Friday, November 9, 2012

Waiting for morning

I'm starting to write this at 1:30am.  I've just finished Nanowrimo Day 8.  It's incredibly gruelling for someone on a full-time work schedule, but I've been keep to it so far.  I remember someone telling me that you need to do something 21 times before it becomes habit.  Maybe this means that by the end of the month, I'll be in the habit of writing 1,600 words a day! 

After I hit publish on this, I'll crawl into bed.  It'll probably be two.  I'll put on a soothing YouTube video and if I'm lucky, I'll be out by two-thirty.  

I'm not usually lucky.

I've had insomnia for as long as I can remember.  I hate it.  It makes me cagey, out of control, and deathly sleepy in exactly the wrong places.

It manifests every time I'm stressed because I have the kind of mind that chases itself in circles.  I was an obnoxious child with very few friends and by the time I became a teenager, I was beating myself up over every little faux pas.  This is embarrassing to admit.  I was a massive Backstreet Boys fan (that's not the embarrassing bit) and I was crazy about Kevin, the oldest member.  When they announced on the radio that he was getting married, I didn't sleep the whole night.

I can pretty much recognise now what the triggers are.  Feeling bad about something that happened that day.  Loss.  Anger.  Pain.  Fear.  Stress and anticipation.  I couldn't sleep for days when my grandmother died. 

And of course, when we broke up and I lost that safe anchor, my sleeping patterns began to drift as well.  

Oddly enough, the exhaustion that comes with Nanowrimo hasn't exactly helped.  My current schedule is that I wake up each morning at about nine.  On late days, work (I'm a teacher) finishes around nine thirty at night.  I come home by half ten and decompress, sometimes for up to an hour.  Once I'm showered and calm, I start on leftover work and eventually work my way up to Nano.  Sometimes, sleep only hits at 3am.  It's a ridiculous schedule, and I have eyebags on top of eyebags, but I don't know how else to do it.  

I haven't found a cure-all for insomnia.  I listen to relaxation and meditation on YouTube.  Sometimes that works.  Sometimes I stay up and watch Bob Ross paint, or listen to Mister Rogers talk about being friends.  Sometimes, I try for complete darkness and silence.  Invariably, one night out of two, I'm still wired.  Now and again, I wake up in the middle of the night and can't go back to bed for an hour.  People get texts from me at six in the morning. 
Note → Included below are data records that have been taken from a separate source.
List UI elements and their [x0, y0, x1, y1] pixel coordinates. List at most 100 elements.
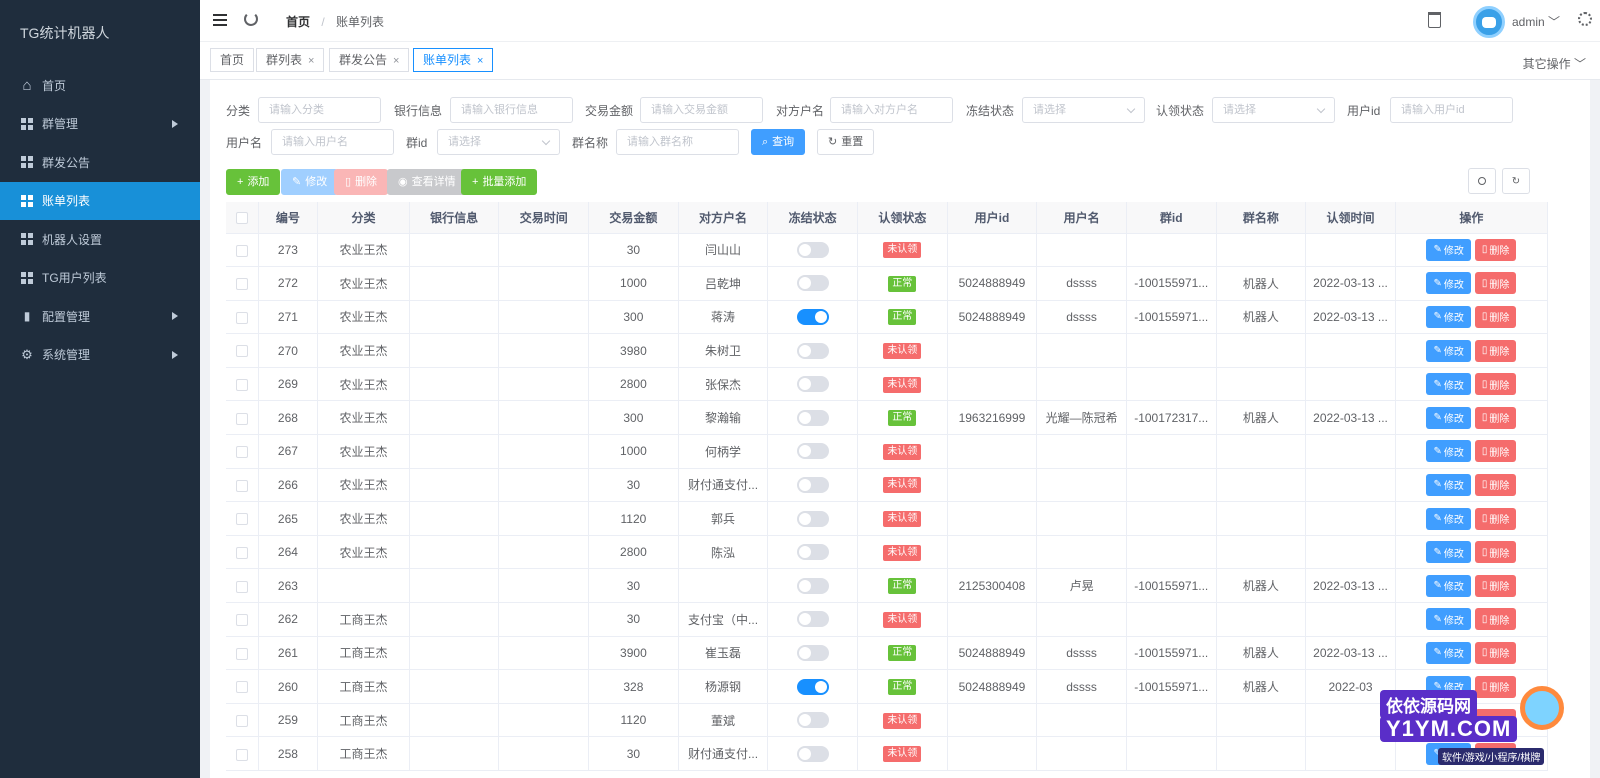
row-checkbox[interactable] [235, 580, 248, 593]
row-delete-button[interactable]: ▯删除 [1474, 608, 1517, 631]
freeze-toggle[interactable] [796, 745, 829, 762]
avatar[interactable] [1473, 6, 1505, 38]
row-checkbox[interactable] [235, 244, 248, 257]
freeze-toggle[interactable] [796, 678, 829, 695]
row-checkbox[interactable] [235, 345, 248, 358]
filter-freeze-select[interactable]: 请选择 [1022, 97, 1145, 123]
tab-2[interactable]: 群发公告 × [329, 48, 410, 72]
sidebar-item-7[interactable]: ⚙ 系统管理 [0, 336, 200, 375]
close-icon[interactable]: × [308, 55, 314, 67]
sidebar-item-3[interactable]: 账单列表 [0, 181, 200, 220]
filter-bank-input[interactable]: 请输入银行信息 [450, 97, 573, 123]
freeze-toggle[interactable] [796, 476, 829, 493]
delete-button[interactable]: ▯ 删除 [334, 169, 389, 195]
row-delete-button[interactable]: ▯删除 [1474, 373, 1517, 396]
row-checkbox[interactable] [235, 412, 248, 425]
row-checkbox[interactable] [235, 479, 248, 492]
filter-username-input[interactable]: 请输入用户名 [271, 129, 394, 155]
freeze-toggle[interactable] [796, 275, 829, 292]
row-edit-button[interactable]: ✎修改 [1426, 473, 1471, 496]
row-checkbox[interactable] [235, 714, 248, 727]
sidebar-item-6[interactable]: ▮ 配置管理 [0, 297, 200, 336]
row-checkbox[interactable] [235, 513, 248, 526]
batch-add-button[interactable]: + 批量添加 [461, 169, 538, 195]
row-edit-button[interactable]: ✎修改 [1426, 608, 1471, 631]
freeze-toggle[interactable] [796, 712, 829, 729]
row-delete-button[interactable]: ▯删除 [1474, 272, 1517, 295]
freeze-toggle[interactable] [796, 510, 829, 527]
row-delete-button[interactable]: ▯删除 [1474, 406, 1517, 429]
filter-userid-input[interactable]: 请输入用户id [1390, 97, 1513, 123]
refresh-table-button[interactable]: ↻ [1502, 168, 1530, 194]
tab-0[interactable]: 首页 [210, 48, 255, 72]
row-checkbox[interactable] [235, 311, 248, 324]
add-button[interactable]: + 添加 [226, 169, 281, 195]
trash-icon[interactable] [1428, 12, 1441, 28]
sidebar-item-4[interactable]: 机器人设置 [0, 220, 200, 259]
row-edit-button[interactable]: ✎修改 [1426, 406, 1471, 429]
toggle-search-button[interactable] [1468, 168, 1496, 194]
sidebar-item-5[interactable]: TG用户列表 [0, 259, 200, 298]
reset-button[interactable]: ↻ 重置 [817, 129, 875, 155]
freeze-toggle[interactable] [796, 544, 829, 561]
filter-category-input[interactable]: 请输入分类 [258, 97, 381, 123]
tab-1[interactable]: 群列表 × [256, 48, 325, 72]
refresh-icon[interactable] [244, 12, 258, 26]
freeze-toggle[interactable] [796, 376, 829, 393]
row-checkbox[interactable] [235, 681, 248, 694]
sidebar-item-0[interactable]: ⌂ 首页 [0, 66, 200, 105]
sidebar-item-2[interactable]: 群发公告 [0, 143, 200, 182]
row-checkbox[interactable] [235, 546, 248, 559]
row-edit-button[interactable]: ✎修改 [1426, 305, 1471, 328]
other-ops-dropdown[interactable]: 其它操作 ﹀ [1523, 55, 1586, 72]
close-icon[interactable]: × [393, 55, 399, 67]
row-delete-button[interactable]: ▯删除 [1474, 541, 1517, 564]
filter-groupid-select[interactable]: 请选择 [437, 129, 560, 155]
freeze-toggle[interactable] [796, 409, 829, 426]
row-delete-button[interactable]: ▯删除 [1474, 473, 1517, 496]
hamburger-icon[interactable] [213, 14, 227, 26]
row-edit-button[interactable]: ✎修改 [1426, 574, 1471, 597]
row-edit-button[interactable]: ✎修改 [1426, 507, 1471, 530]
row-delete-button[interactable]: ▯删除 [1474, 507, 1517, 530]
filter-counterparty-input[interactable]: 请输入对方户名 [830, 97, 953, 123]
freeze-toggle[interactable] [796, 577, 829, 594]
freeze-toggle[interactable] [796, 443, 829, 460]
filter-groupname-input[interactable]: 请输入群名称 [616, 129, 739, 155]
row-delete-button[interactable]: ▯删除 [1474, 574, 1517, 597]
search-button[interactable]: ⌕ 查询 [751, 129, 806, 155]
freeze-toggle[interactable] [796, 644, 829, 661]
row-edit-button[interactable]: ✎修改 [1426, 339, 1471, 362]
freeze-toggle[interactable] [796, 611, 829, 628]
filter-claim-select[interactable]: 请选择 [1212, 97, 1335, 123]
row-checkbox[interactable] [235, 647, 248, 660]
row-delete-button[interactable]: ▯删除 [1474, 440, 1517, 463]
freeze-toggle[interactable] [796, 241, 829, 258]
sidebar-item-1[interactable]: 群管理 [0, 105, 200, 144]
row-edit-button[interactable]: ✎修改 [1426, 641, 1471, 664]
row-checkbox[interactable] [235, 278, 248, 291]
row-checkbox[interactable] [235, 748, 248, 761]
breadcrumb-home[interactable]: 首页 [286, 15, 310, 29]
row-delete-button[interactable]: ▯删除 [1474, 305, 1517, 328]
row-edit-button[interactable]: ✎修改 [1426, 238, 1471, 261]
row-edit-button[interactable]: ✎修改 [1426, 440, 1471, 463]
row-checkbox[interactable] [235, 446, 248, 459]
freeze-toggle[interactable] [796, 308, 829, 325]
filter-amount-input[interactable]: 请输入交易金额 [640, 97, 763, 123]
tab-3[interactable]: 账单列表 × [413, 48, 494, 72]
select-all-checkbox[interactable] [235, 212, 248, 225]
row-checkbox[interactable] [235, 614, 248, 627]
freeze-toggle[interactable] [796, 342, 829, 359]
row-checkbox[interactable] [235, 379, 248, 391]
edit-button[interactable]: ✎ 修改 [281, 169, 339, 195]
row-delete-button[interactable]: ▯删除 [1474, 641, 1517, 664]
user-menu[interactable]: admin ﹀ [1512, 13, 1560, 30]
row-edit-button[interactable]: ✎修改 [1426, 272, 1471, 295]
row-delete-button[interactable]: ▯删除 [1474, 339, 1517, 362]
close-icon[interactable]: × [477, 55, 483, 67]
row-edit-button[interactable]: ✎修改 [1426, 373, 1471, 396]
row-edit-button[interactable]: ✎修改 [1426, 541, 1471, 564]
gear-icon[interactable] [1578, 12, 1592, 26]
row-delete-button[interactable]: ▯删除 [1474, 238, 1517, 261]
So, I have no advice for you.

Mainly, I've just found that when the problem evaporates, sleep returns.  This breakup will take a long time to sublime.  He was a great, steadying force for me.  Knowing that he had my back in the waking world, I plunged into the sleeping one with ease.  I hate myself for getting so used to it.  For peeling my armour off and telling myself that just this once, I could have something to rely on.  But maybe I'm just human. 

So I continue to struggle and plough.  And at times, friends stay up with me.  They write, or text or sometimes, if they happen to have the next day off and planned to sleep late anyway, they carry on conversations.  Not many know of my trouble.  Some think I'm just energetic.  But it can help to know that in the big, dark night, you are not alone.  

Insomnia is fear itself.  It is painful and prickly and can turn you inside out with anxiety.  It is repeating things that happened over and over in your mind until your eyes sting with tears and you are less sane and more awake than ever.  

Yet, knowing that somewhere someone might be awake too can collapse uncontrollable insomnia into the tedious, but much less threatening, task of waiting for morning. 

Writing gratitude lists in my head can also turn looming dread into a chance to be thankful.  Here are a few things that I was grateful for today.


Victoria's Secret bath and body products.  I splurge on expensive skincare because nothing belittles nightmares like waking up and smelling something freshly, heavily luxurious.


Beautiful costume jewellery earrings that my mother bought me when she was on work in the United States.


The enormous Salad Stop! salad that I quaffed today.  Chock full of orange segments, pomelo, olives, lettuce, cucumber, corn, grapes, carrots, edamame and drizzled with a nicely subtle Japanese miso dressing.


The view from my office window.  Nothing beats watching a heavy storm descend when you are warm and dry inside.